Partnership works to provide low-cost day programs for students 12 and under impacted by COVID-19
Roanoke County Public Schools has created a task force with the YMCA, The United Way of Roanoke Valley, Boys & Girls Club of Southwest Virginia, Prevention Council of Roanoke County and area churches to establish new day programs for parents impacted by alternative school schedules created by the current COVID-19 pandemic.
“With the current schedule we are having to adopt due to the COVID-19 pandemic, we recognize that parents are facing some significant challenges when it comes to child care,” said Dr. Ken Nicely, superintendent of Roanoke County Public Schools. “This is a challenge facing our entire community and we’ve brought together many community partners to help find and develop opportunities for families who need strong academic support programs for students, especially those in third to sixth grade, who otherwise might be home alone on days not in school,” Dr. Nicely added.
“We are taking the further step of working to devote some of the funding provided by the CARES Act to help offset some of the costs for parents, especially low-income families,” Dr. Nicely said.
“The faith-based community is ready to step up and meet the needs of many parents,” said Tom McCracken, pastor of CommUNITY Church in Salem. “We’ve heard from several churches that are ready to host programs. What we need right now is help from our community to make this happen. We need people to work in these programs, we need donations to help keep these costs low and offer scholarships for students,” Pastor McCracken said.

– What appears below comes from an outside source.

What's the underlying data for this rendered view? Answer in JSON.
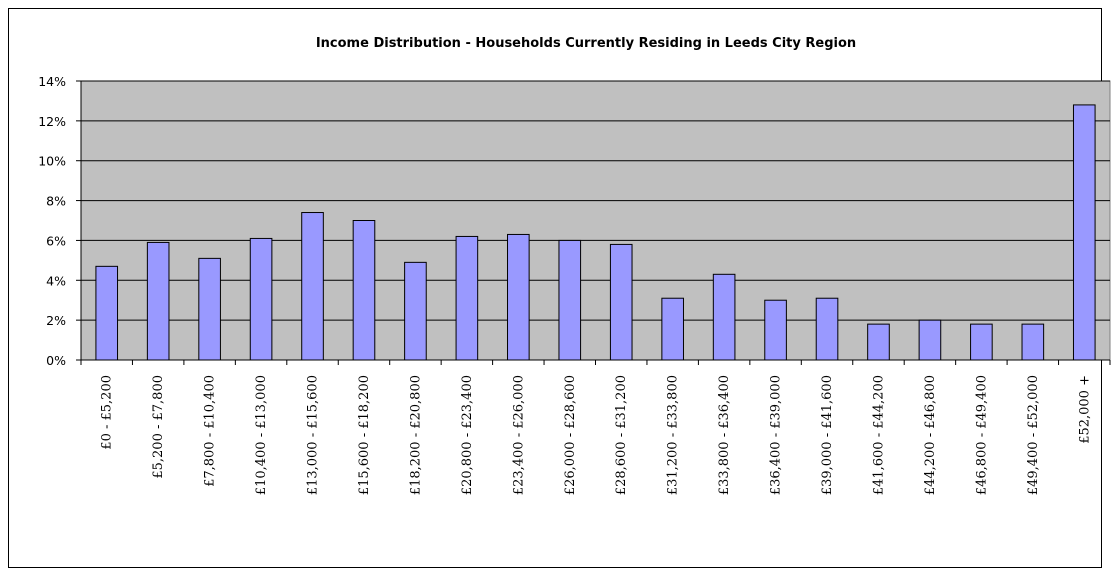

“We are excited to partner with Roanoke County Public Schools, our area out-of-school time providers and others in the community to create a feasible solution for students and families in Roanoke County as schools start. We are committed to work together to ensure that programs adhere to the same level of safety, security and health guidelines from the CDC and Virginia Department of Health,” said Abby Hamilton, President and CEO of United Way of Roanoke Valley. “In addition, that we are meeting the academic and social/emotional needs of students in an equitable way,” Hamilton said.
As new day programs are established, they will be added to the current United Way Smart2Start program, which provides a single-source online option for parents to apply for day programs at www.smart2start.org.
“We plan to launch several new program sites to meet the needs of our community, and we need qualified staff immediately,” said Michelle Davis, CEO with Boys & Girls Club of SWVA.
Both B&GC and YMCA are currently hiring for school year programming across our region. Both part time and full time positions are available and will need to be filled for new sites to open.